A single protomer from sGP (left) and GP (right) is shown in the same orientation. Domains with large structural divergence are colored the same in each corresponding structure, according to sub-domain assignments in Fig. 3b. In GP, the sGP loop1 (residues 53–70, magenta) manifests as the base of the GP1 core and the C53-C609 disulfide anchoring GP1 to GP2. The hydrophobic patch in sGP (residues 179–188, lime green) forms a hydrophobic clamp on HR1 in prefusion GP, while it comprises the dimer interface in sGP. sGP loop 2 (residues 189–214, dark blue) is the cathepsin cleavage loop in GP, which reaches across the outside of GP2 on the trimer, and is processed upon entry into the endosome. The different oligomeric contexts of sGP loop 2 and the GP cathepsin cleavage loop cause these regions to adopt distinct conformations. C-terminal of W275, the structures of GP and sGP diverge. Here, sGP terminates in sGP loop 3 (yellow), which contains the C306-C306 disulfide. However, in GP, these residues form the rest of the glycan cap and the beginning of the MLD. Beyond residue 295, sGP and GP also differ in their sequences; in GP, this region becomes the bulk of the MLD (in cyan).

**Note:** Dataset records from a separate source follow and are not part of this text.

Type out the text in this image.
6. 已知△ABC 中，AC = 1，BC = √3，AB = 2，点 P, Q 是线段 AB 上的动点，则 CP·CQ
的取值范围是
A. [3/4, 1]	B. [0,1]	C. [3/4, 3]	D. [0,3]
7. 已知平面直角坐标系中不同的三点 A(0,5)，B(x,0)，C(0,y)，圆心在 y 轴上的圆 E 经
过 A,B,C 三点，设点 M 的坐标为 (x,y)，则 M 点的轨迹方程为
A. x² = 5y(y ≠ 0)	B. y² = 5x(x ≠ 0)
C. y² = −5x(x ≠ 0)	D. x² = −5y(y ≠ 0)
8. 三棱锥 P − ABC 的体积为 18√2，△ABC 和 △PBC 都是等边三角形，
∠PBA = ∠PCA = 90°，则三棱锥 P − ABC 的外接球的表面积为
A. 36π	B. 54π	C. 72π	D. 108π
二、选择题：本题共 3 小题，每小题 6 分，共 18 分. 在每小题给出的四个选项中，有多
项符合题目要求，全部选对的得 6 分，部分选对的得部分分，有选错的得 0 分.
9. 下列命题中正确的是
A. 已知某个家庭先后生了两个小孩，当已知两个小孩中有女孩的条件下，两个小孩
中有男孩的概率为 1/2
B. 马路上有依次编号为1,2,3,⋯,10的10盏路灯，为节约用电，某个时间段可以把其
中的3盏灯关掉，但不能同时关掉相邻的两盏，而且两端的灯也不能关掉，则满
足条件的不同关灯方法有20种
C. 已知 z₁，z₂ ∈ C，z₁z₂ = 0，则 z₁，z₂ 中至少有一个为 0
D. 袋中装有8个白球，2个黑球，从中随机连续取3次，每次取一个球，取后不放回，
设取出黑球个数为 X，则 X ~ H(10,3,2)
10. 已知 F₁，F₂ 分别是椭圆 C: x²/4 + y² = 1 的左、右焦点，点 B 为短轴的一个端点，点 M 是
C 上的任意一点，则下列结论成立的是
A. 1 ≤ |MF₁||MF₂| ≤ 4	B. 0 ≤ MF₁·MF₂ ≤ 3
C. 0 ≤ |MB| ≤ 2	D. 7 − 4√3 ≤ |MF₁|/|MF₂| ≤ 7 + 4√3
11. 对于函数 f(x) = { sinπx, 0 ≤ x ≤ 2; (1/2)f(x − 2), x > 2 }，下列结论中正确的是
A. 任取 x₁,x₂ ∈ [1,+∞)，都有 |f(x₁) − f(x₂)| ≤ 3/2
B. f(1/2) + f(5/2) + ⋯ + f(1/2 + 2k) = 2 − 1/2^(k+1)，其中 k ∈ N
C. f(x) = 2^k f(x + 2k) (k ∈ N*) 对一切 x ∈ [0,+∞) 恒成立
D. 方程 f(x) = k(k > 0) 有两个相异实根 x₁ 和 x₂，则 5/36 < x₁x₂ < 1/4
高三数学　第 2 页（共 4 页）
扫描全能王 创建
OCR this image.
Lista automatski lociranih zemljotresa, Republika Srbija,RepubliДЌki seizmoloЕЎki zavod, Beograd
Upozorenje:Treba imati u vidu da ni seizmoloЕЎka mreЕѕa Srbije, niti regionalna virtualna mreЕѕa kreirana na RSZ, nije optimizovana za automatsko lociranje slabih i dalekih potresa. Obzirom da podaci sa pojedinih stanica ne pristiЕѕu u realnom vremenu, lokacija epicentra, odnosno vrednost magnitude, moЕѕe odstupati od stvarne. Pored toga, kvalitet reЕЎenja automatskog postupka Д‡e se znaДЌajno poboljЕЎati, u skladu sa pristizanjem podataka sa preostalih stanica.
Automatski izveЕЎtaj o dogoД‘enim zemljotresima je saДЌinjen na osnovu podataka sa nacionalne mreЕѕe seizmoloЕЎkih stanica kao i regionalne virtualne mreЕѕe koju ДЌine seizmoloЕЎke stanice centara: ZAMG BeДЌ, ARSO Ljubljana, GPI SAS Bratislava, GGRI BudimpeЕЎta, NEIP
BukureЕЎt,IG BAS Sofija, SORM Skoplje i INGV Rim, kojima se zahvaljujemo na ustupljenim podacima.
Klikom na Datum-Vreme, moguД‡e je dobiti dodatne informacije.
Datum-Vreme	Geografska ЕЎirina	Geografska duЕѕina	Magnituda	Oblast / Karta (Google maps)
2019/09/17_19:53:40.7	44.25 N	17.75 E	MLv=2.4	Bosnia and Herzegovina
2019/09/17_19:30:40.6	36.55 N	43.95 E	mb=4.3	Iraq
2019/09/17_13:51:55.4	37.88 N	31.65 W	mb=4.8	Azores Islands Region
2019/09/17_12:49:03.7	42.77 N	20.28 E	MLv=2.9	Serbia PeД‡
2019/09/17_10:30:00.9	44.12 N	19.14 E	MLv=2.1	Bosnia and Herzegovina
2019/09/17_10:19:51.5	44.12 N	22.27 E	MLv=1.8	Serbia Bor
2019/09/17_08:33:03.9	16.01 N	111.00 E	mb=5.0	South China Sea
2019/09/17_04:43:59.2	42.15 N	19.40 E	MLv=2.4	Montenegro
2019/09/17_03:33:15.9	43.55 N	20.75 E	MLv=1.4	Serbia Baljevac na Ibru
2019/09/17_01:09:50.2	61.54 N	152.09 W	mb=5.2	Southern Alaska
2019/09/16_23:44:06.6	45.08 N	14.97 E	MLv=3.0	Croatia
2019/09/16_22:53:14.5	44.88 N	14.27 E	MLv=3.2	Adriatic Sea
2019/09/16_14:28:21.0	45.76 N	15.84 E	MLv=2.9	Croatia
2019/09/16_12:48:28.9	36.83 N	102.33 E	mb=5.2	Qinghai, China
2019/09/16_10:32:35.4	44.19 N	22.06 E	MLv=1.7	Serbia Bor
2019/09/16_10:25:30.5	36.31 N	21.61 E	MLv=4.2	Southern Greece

Figure 5. Effects of naturally occurring mutations that appeared in the 2014 EBOV outbreak on antibody binding within identified GP and sGP footprints

a–c, We identified several mutations in GP sequences of viruses sequenced during the 2014 EBOV outbreak that fell within the ZMapp™ footprints identified in our cryoEM reconstructions. To evaluate their effects on antibody binding, we performed site-directed mutagenesis followed by biolayer interferometry (BLI). Our BLI results were normalized to WT binding K_d values and graphed. We also included negative controls identified by alanine scanning or known escape mutants, in order to validate previous work. d–e, For sGP, we identified a single naturally occurring mutation that fell within the BDBV91 footprint (D150A), and we also identified key residues from our model to manipulate BDBV91 binding. Experiments were performed in triplicate (technical replicates, using a single preparation of GP). Error bars represent standard deviation from the mean.

Figure 6. Differential presentation of GP/sGP epitopes during ebolavirus infection

During infection, both sGP and GP are produced and secreted from the Golgi apparatus. While sGP is secreted in large abundance into the serum, GP is anchored to the cell membrane that forms the enveloped surface of budding virions. Antibodies detailed in this study demonstrate a portion of the antigenic landscape available during an active infection, including a GP-specific epitope at the base of GP (c2G4 and c4G7), sGP/GP cross reactive epitopes at the top of GP and sides of sGP in the glycan cap (c13C6), and an sGP-specific epitope at the sGP dimer interface (BDBV91).